What about the massive train derailment in Quebec? Unbelievable. The first thing that came to mind is the movie Unstoppable. The story of a train that, through human error, goes barreling down the track putting lives at risk. We have all heard the saying, “stranger than fiction”. Now we are witnessing it. Through “alleged” human error a train loaded with crude oil derails in a small community in Quebec. Created a holocaust type event. Looked like a war zone. Many people still missing. Incredibly sad.

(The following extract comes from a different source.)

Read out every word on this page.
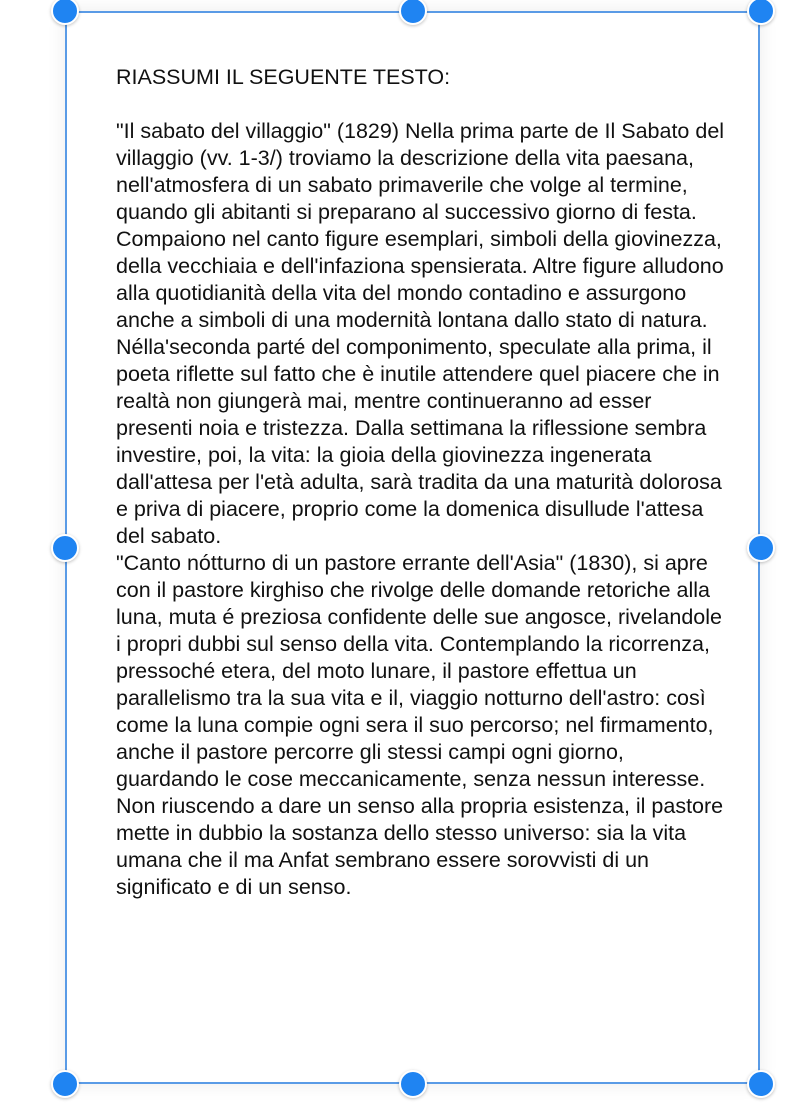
RIASSUMI IL SEGUENTE TESTO:

"Il sabato del villaggio" (1829) Nella prima parte de Il Sabato del villaggio (vv. 1-3/) troviamo la descrizione della vita paesana, nell'atmosfera di un sabato primaverile che volge al termine, quando gli abitanti si preparano al successivo giorno di festa. Compaiono nel canto figure esemplari, simboli della giovinezza, della vecchiaia e dell'infaziona spensierata. Altre figure alludono alla quotidianità della vita del mondo contadino e assurgono anche a simboli di una modernità lontana dallo stato di natura. Nélla'seconda parté del componimento, speculate alla prima, il poeta riflette sul fatto che è inutile attendere quel piacere che in realtà non giungerà mai, mentre continueranno ad esser presenti noia e tristezza. Dalla settimana la riflessione sembra investire, poi, la vita: la gioia della giovinezza ingenerata dall'attesa per l'età adulta, sarà tradita da una maturità dolorosa e priva di piacere, proprio come la domenica disullude l'attesa del sabato.

"Canto nótturno di un pastore errante dell'Asia" (1830), si apre con il pastore kirghiso che rivolge delle domande retoriche alla luna, muta é preziosa confidente delle sue angosce, rivelandole i propri dubbi sul senso della vita. Contemplando la ricorrenza, pressoché etera, del moto lunare, il pastore effettua un parallelismo tra la sua vita e il, viaggio notturno dell'astro: così come la luna compie ogni sera il suo percorso; nel firmamento, anche il pastore percorre gli stessi campi ogni giorno, guardando le cose meccanicamente, senza nessun interesse. Non riuscendo a dare un senso alla propria esistenza, il pastore mette in dubbio la sostanza dello stesso universo: sia la vita umana che il ma Anfat sembrano essere sorovvisti di un significato e di un senso.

There is the plane crash in San Francisco. Just read another article on that one. The NTSB is still trying to figure out what went wrong. It would appear, based on initial reports, that it is human error. The amazing part of this story is that there were only two people that died. Have you seen the pictures? Now it turns out that one of the girls that died actually escaped the crash only to be run over by a fire truck. Come on. Really?
Then we have the story of the running of the bulls in Spain. Latest report, only three people gored. As if we don’t have enough problems already it would appear that we are looking for ways to get hurt, perhaps even to die.
This morning I perused the headlines again. More tragedy. More sadness. It does not help when one already has serious questions about life. About our very existence. It gets to the point where even finding a happy place becomes difficult.
Last week I went on a radio show and talked about stress management and conflict resolution. At times I feel like such a hypocrite. Let me tell you why. As you know by now we live on a golf course. This morning I noticed a golf ball laying on our property. I was tempted to go get it. I didn’t. This afternoon, as I was sitting on the deck enjoying the sun, someone walked on my yard and picked up the ball. I looked at my daughter, she looked at me, and we let it be. Five minutes later we looked at each other and both agreed that we should have made an issue about that. Why? When my wife came out and enquired as to what was going on I told her the story and then suggested I was going to go put a another ball there just to give me an opportunity to take a strip off . . . . Woah. Hang on. What is going on here?
That seems to be the theme these days. Having an urge to lash out at someone. And if worse comes to worse, create a situation where I can lash out. Seems to me I have some work to do. Get over this negativity. Get on with life. I am golfing. The weather is good. Kids are good. Wait a minute. My grandson is in California having a good time. Perhaps I am envious. Perhaps I miss him. I am on it. Make it a good one.